Boost :

Date view	Thread view	Subject view	Author view

Subject: Re: [boost] [parallel_sort] Proposal
From: Phil Endecott (spam_from_boost_dev_at_[hidden])
Date: 2009-02-02 12:41:58

Next message: John Salmon: "[boost] warnings from gcc-4.3.3 -Wall"
Previous message: Beman Dawes: "Re: [boost] [filesystem] Version 3 request for comments"
In reply to: Edouard A.: "Re: [boost] [parallel_sort] Proposal"
Next in thread: Edouard A.: "Re: [boost] [parallel_sort] Proposal"
Reply: Edouard A.: "Re: [boost] [parallel_sort] Proposal"
Reply: Phil Endecott: "Re: [boost] [parallel_sort] Proposal"

Edouard A wrote:
> For example, for 4 threads you have :
>
> parallel_sort<4> -> parallel_sort<2> -> parallel_sort<1>
> -> parallel_sort<1>
> -> parallel_sort<2> -> parallel_sort<1>
> -> parallel_sort<1>
>
> This code is generated at compile time.
>
> The one thread version use the fallback sorter which is by default
> std::sort.
>
> The default > 1 thread version merges the results of the underlying calls
> (there is a version with quicksort).

So basically it's something like this:

   thread t( sort(begin,mid) );
   sort(mid,end);
   t.join();
   merge(begin,mid,end); // [*]

The trouble with this is that one of the threads will terminate before
the other, e.g. because its data was easier to sort or was in
more-local memory, and it will then do nothing until the other thread
(and all its sub-threads) has also finished. It would be better to
keep all threads occupied for as much of the time as possible, e.g. by
dividing the problem up into chunks and giving the chunks to threads as
and when they are ready to handle them.

You mentioned the Intel implementation before. Have you benchmarked
that in comparison with your algorithm?

I guess that you may have benchmarked with random input data. This
will tend to favour your method as the input is uniformly difficult to
sort. You should also benchmark with input that is less homogeneous,
e.g. data that's mostly sorted but with local permutations, etc. Is
anyone aware of synthetic or real benchmark data sets for sorting?

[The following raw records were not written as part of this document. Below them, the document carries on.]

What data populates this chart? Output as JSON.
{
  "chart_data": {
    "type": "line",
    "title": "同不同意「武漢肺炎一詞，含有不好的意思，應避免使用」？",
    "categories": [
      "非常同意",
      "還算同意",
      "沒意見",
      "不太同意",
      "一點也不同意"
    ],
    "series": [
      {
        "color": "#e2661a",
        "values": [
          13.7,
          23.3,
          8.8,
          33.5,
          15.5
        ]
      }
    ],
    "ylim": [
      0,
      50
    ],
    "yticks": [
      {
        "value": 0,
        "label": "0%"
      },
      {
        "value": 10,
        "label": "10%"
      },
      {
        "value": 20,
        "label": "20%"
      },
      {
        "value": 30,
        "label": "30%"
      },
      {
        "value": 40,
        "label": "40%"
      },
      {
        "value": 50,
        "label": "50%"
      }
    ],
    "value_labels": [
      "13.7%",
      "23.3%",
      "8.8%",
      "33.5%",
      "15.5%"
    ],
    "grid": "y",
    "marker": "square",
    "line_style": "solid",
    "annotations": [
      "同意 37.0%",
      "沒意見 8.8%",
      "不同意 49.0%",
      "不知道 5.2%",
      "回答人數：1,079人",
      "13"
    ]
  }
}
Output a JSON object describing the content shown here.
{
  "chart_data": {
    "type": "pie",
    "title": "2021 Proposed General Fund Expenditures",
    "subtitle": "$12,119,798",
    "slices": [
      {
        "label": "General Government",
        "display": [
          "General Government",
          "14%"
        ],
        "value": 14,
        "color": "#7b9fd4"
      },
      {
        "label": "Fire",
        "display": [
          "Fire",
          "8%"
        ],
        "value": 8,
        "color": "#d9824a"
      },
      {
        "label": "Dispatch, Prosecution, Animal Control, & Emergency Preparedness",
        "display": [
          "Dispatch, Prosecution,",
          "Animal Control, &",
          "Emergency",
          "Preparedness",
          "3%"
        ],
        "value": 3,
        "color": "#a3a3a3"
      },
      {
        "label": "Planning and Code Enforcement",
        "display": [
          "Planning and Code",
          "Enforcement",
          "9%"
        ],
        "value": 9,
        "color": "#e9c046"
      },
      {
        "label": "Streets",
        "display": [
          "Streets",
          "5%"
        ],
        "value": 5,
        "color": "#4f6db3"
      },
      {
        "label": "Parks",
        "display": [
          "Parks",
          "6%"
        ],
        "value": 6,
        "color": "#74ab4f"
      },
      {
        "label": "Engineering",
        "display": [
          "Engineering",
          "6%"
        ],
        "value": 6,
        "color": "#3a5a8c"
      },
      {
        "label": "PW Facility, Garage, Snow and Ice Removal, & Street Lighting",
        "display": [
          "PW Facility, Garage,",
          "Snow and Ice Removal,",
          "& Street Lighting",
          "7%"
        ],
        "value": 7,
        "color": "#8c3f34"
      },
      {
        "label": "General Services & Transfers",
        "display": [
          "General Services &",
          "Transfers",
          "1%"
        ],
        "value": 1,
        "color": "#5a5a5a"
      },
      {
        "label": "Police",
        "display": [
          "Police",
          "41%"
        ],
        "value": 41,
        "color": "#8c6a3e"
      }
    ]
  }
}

[*] Of course a fundamental issue for this algorithm is that even if
the two sub-sorts are equally time-consuming, the final merge is still
a sequential operation. But I just wondered whether it would be
possible to have one thread start doing

in_place_merge(begin,mid,end);

while the other thread starts at the other end, going backwards:

in_place_merge(rbegin,reverse_iterator(mid),rend);

Of course they will crash into each other in the middle. But maybe
it's possible to do this in some sort of safe lock-free manner?

Phil.

Next message: John Salmon: "[boost] warnings from gcc-4.3.3 -Wall"
Previous message: Beman Dawes: "Re: [boost] [filesystem] Version 3 request for comments"
In reply to: Edouard A.: "Re: [boost] [parallel_sort] Proposal"
Next in thread: Edouard A.: "Re: [boost] [parallel_sort] Proposal"
Reply: Edouard A.: "Re: [boost] [parallel_sort] Proposal"
Reply: Phil Endecott: "Re: [boost] [parallel_sort] Proposal"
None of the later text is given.